One of the dates to remember in HEP's history is certainly January 28. On this day in 1993, at 10.48 am, the attempt to demolish the Peruća Dam was prevented.

All the black scenarios of possible events on the Dam, in the power plant and its surroundings began as early as September 17, 1991 when the enemy occupied the dam facilities and the power house and planted more than 20 tons of explosives in the grouting gallery and the spillway. For a year and a half we hoped for the best outcome but also feared a disaster. Even knowing that the dam had been supervised by UNPROFOR, which took a full responsibility for everything related to the Dam, from July 1992. However, on January 27, 1993 the chetniks returned to the Dam and re-occupied it, and a day later, on that fateful January 28, the international forces abandoned it. At that decisive moment, the Croatian Army, in a direct armed conflict, managed to chase the enemy away, who, while retreating, activated the explosives. Although the Dam suffered considerable damage, the crazy plan to demolish it all was prevented: “It looked like a wounded beauty. The water started to break into it, eating away its ‘womb’, threatening with its collapse.

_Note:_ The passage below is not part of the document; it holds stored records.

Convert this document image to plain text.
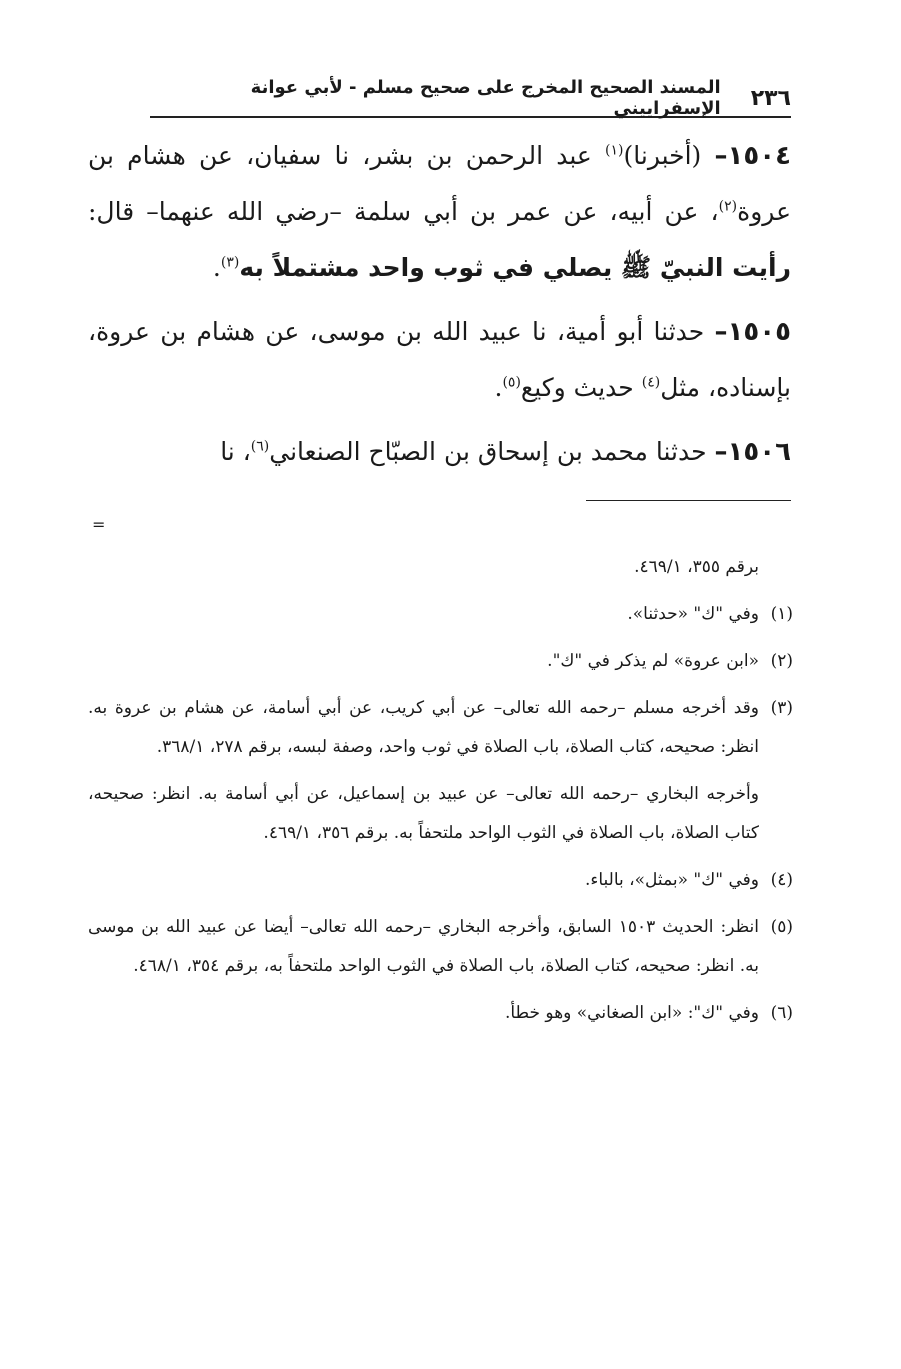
٢٣٦
المسند الصحيح المخرج على صحيح مسلم - لأبي عوانة الإسفراييني

١٥٠٤– (أخبرنا)$^{(١)}$ عبد الرحمن بن بشر، نا سفيان، عن هشام بن عروة$^{(٢)}$، عن أبيه، عن عمر بن أبي سلمة –رضي الله عنهما– قال: رأيت النبيّ ﷺ يصلي في ثوب واحد مشتملاً به$^{(٣)}$.

١٥٠٥– حدثنا أبو أمية، نا عبيد الله بن موسى، عن هشام بن عروة، بإسناده، مثل$^{(٤)}$ حديث وكيع$^{(٥)}$.

١٥٠٦– حدثنا محمد بن إسحاق بن الصبّاح الصنعاني$^{(٦)}$، نا

=
برقم ٣٥٥، ٤٦٩/١.
(١)
وفي "ك" «حدثنا».
(٢)
«ابن عروة» لم يذكر في "ك".
(٣)

وقد أخرجه مسلم –رحمه الله تعالى– عن أبي كريب، عن أبي أسامة، عن هشام بن عروة به. انظر: صحيحه، كتاب الصلاة، باب الصلاة في ثوب واحد، وصفة لبسه، برقم ٢٧٨، ٣٦٨/١.

وأخرجه البخاري –رحمه الله تعالى– عن عبيد بن إسماعيل، عن أبي أسامة به. انظر: صحيحه، كتاب الصلاة، باب الصلاة في الثوب الواحد ملتحفاً به. برقم ٣٥٦، ٤٦٩/١.

(٤)
وفي "ك" «بمثل»، بالباء.
(٥)
انظر: الحديث ١٥٠٣ السابق، وأخرجه البخاري –رحمه الله تعالى– أيضا عن عبيد الله بن موسى به. انظر: صحيحه، كتاب الصلاة، باب الصلاة في الثوب الواحد ملتحفاً به، برقم ٣٥٤، ٤٦٨/١.
(٦)
وفي "ك": «ابن الصغاني» وهو خطأ.
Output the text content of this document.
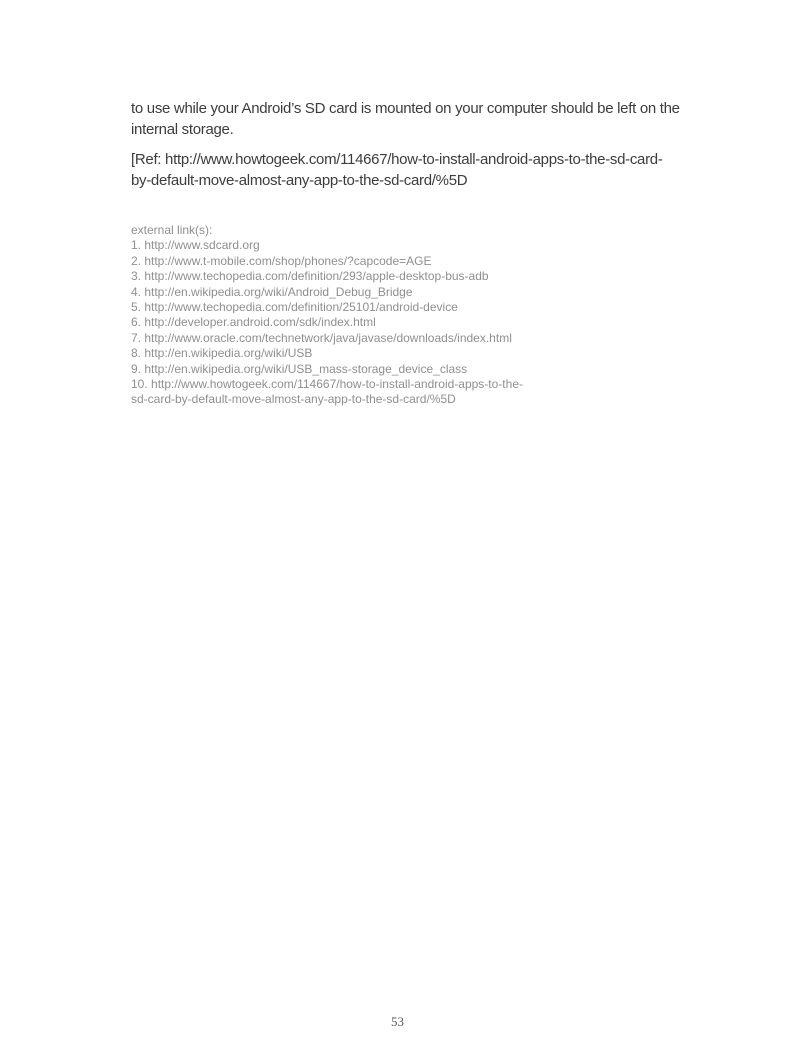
to use while your Android’s SD card is mounted on your computer should be left on the
internal storage.

[Ref: http://www.howtogeek.com/114667/how-to-install-android-apps-to-the-sd-card-
by-default-move-almost-any-app-to-the-sd-card/%5D

external link(s):
1. http://www.sdcard.org
2. http://www.t-mobile.com/shop/phones/?capcode=AGE
3. http://www.techopedia.com/definition/293/apple-desktop-bus-adb
4. http://en.wikipedia.org/wiki/Android_Debug_Bridge
5. http://www.techopedia.com/definition/25101/android-device
6. http://developer.android.com/sdk/index.html
7. http://www.oracle.com/technetwork/java/javase/downloads/index.html
8. http://en.wikipedia.org/wiki/USB
9. http://en.wikipedia.org/wiki/USB_mass-storage_device_class
10. http://www.howtogeek.com/114667/how-to-install-android-apps-to-the-
sd-card-by-default-move-almost-any-app-to-the-sd-card/%5D
53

Nobody was thinking at that time about those who did it evil but how to help it,” said then, among other things, the director of the Peruća hydro power plant Josip Macan. And the help came, fast and efficient. In early August that year, phase one began to reconstruct the inspection tunnel of the Dam and the tunnel at its foot, and in late May of 1996, the dam was fully reconstructed. It was the start of a new life for the Dam on which the operation of the power plants of our most significant basin, that of the Cetina River, depends; in 2010 these power plants hit their all-time record production!